Why do pickles not spoil but sambhar gets spoiled?

Pickles

* High acidity: Pickles are typically made with a high concentration of vinegar, which has a low pH level. This acidic environment inhibits the growth of bacteria and other microorganisms that cause spoilage.

* Salt: Salt is another common ingredient in pickles, and it also helps to preserve them by drawing water out of the food and creating an inhospitable environment for bacteria.

* Sugar: Sugar can help to preserve pickles by binding to water molecules and preventing them from being used by bacteria.

* Anaerobic conditions: Pickles are often sealed in jars or other airtight containers, which creates an anaerobic environment that further inhibits the growth of bacteria.

Sambar

* Low acidity: Sambar is typically made with a relatively low concentration of vinegar or other acidic ingredients, which makes it more susceptible to spoilage.

* High moisture content: Sambar is also a relatively moist dish, which provides a good environment for bacteria to grow.

* Presence of nutrients: Sambar contains a variety of nutrients, such as proteins, carbohydrates, and vitamins, which can be used by bacteria for growth.

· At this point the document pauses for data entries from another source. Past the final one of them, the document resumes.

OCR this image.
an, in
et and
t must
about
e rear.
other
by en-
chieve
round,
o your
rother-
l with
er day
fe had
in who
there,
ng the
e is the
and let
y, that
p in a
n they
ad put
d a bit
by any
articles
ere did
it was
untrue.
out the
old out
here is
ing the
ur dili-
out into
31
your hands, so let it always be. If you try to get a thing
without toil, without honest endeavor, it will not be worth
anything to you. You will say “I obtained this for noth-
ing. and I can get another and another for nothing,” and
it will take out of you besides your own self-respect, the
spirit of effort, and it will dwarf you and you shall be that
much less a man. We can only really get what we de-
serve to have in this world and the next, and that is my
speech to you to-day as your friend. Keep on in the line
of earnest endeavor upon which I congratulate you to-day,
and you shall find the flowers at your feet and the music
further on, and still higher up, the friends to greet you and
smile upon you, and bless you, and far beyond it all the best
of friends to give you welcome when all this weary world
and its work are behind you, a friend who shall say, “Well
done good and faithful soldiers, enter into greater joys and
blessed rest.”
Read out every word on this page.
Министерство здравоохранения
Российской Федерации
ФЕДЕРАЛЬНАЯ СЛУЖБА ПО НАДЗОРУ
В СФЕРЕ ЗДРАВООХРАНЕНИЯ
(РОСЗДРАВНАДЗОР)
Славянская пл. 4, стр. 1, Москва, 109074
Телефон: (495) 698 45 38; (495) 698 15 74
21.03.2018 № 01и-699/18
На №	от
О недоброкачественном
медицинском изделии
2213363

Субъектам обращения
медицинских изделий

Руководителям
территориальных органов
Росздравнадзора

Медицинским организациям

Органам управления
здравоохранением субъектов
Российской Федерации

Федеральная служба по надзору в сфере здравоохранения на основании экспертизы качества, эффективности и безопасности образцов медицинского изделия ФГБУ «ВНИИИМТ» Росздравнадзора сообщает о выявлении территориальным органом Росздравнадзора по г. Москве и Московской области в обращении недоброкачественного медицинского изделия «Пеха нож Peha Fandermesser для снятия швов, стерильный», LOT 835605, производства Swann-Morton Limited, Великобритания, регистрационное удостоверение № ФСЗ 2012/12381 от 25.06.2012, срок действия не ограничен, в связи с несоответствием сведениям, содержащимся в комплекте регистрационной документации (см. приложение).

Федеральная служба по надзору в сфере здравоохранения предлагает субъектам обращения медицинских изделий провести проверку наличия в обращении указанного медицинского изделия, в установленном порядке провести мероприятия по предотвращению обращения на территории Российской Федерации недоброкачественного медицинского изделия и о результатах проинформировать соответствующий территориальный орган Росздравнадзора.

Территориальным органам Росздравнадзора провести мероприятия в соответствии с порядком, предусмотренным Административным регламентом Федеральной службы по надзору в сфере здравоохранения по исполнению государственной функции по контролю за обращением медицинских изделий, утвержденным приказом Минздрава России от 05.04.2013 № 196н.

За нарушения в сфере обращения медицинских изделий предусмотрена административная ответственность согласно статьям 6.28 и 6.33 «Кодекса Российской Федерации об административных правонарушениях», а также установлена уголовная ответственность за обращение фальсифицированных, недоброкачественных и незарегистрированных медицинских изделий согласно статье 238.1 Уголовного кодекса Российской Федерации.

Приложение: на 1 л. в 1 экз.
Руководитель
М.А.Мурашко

* Aerobic conditions: Sambar is typically stored in open containers, which allows it to come into contact with oxygen. This creates an aerobic environment that is ideal for the growth of bacteria.

In summary, the combination of high acidity, salt, sugar, and anaerobic conditions in pickles helps to prevent spoilage, while the low acidity, high moisture content, presence of nutrients, and aerobic conditions in sambar make it more susceptible to spoilage.